Only the adventure begins anew: the same armoured bod, wielding the same weapons, standing at the base of the same castle. Except it's 22 years later, it's your son and he's here to avenge his father, who was avenging his father. And this new hero will most likely die at the blade of the God King, and his son will in turn clamour for his own bloody vengeance, avenging his father who was avenging his father who was avenging his father.
That's some seriously pigheaded stubbornness.
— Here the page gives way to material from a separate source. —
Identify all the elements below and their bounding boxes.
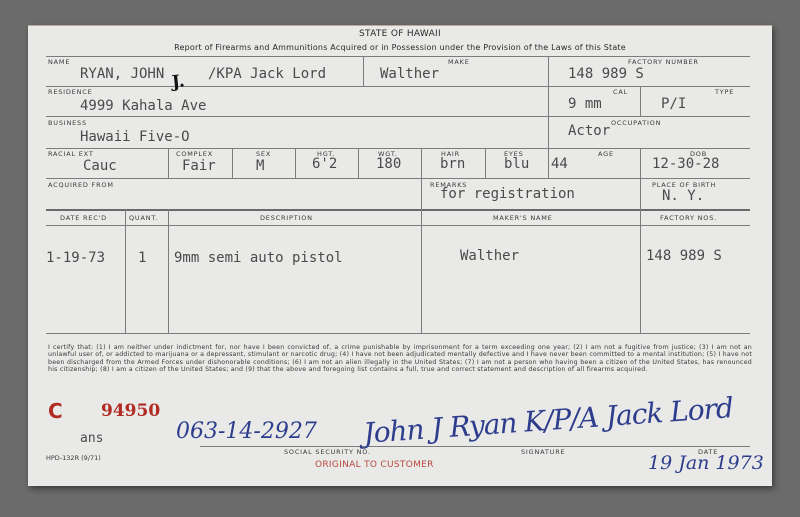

That's a genetic war of attrition, throwing generation after generation of sons at the same bad guy, hoping that you'll finally get your revenge for the past hundred years of familial bloodshed. Those are some serious family values, but it's also tenacity to the point of farce. You can't help but giggle when you realise just how many decades have passed, and how many great-grandfathers you're now avenging. The bloodline has run so far, it's barely a trickle any more.
But constantly pitting you against the end boss gives Infinity Blade a carrot-on-a-stick mentality, letting you know that you might just be able to beat this guy with a few more levels, a few more weapons and a few more kids. Each time you fight through the castle and meet up with the God King, the tussle lasts a little longer, and you'll get a few more hits in. You've got better weapons and stronger armour, and you're also a more competent combatant, more accustomed to reading tells and making parries, deciding which attacks to counter and which to dodge. Just one more bloodline and you might get it.
It's addictive stuff, feeling remarkably reminiscent of a creaky old roguelike. But while Infinity Blade is steeped in the conventions of dungeon-crawlers and other such RPGs, the similarities end in combat. You can't explore the gorgeous kingdom, there are no helpful townsfolk to talk to and no sidequests or backtracking. You can poke around your immediate surroundings before each brawl, swinging the camera about to look for hidden money and health, but that's about as far as exploration goes. Otherwise, you simply move from one fight to the next.
Combine that with the whole medieval Groundhog Day thing, and it does makes Infinity Blade alarmingly repetitious. Sure, the enemies get stronger and tougher, you'll tear through more weapons and armour, but you're still going from fight to fight, bloodline to bloodline, laying siege to a never-ending series of evil titans, trolls and assassins.
That's sort of the point, of course. Each time you stare down that God King and bite the dust, you'll be raring to go through the same castle and the same enemies again just to have one more chance against him. And, like flinging birds or landing planes, Infinity Blade's smart, nuanced and thrilling combat very rarely bores.
So get it. Get it because it's ferociously satisfying, well designed and well executed. Get it because it easily reaches far greater heights than a mere tech show-off. In fact, it's so much fun I didn't even feel the need to mention Unreal Engine 3 once. Except there. Damn.
8 / 10
Infinity Blade is available now from the App Store for iPhone 3GS, iPhone 4, third and fourth generation iPod Touch and iPad for Ł3.49 / $5.99.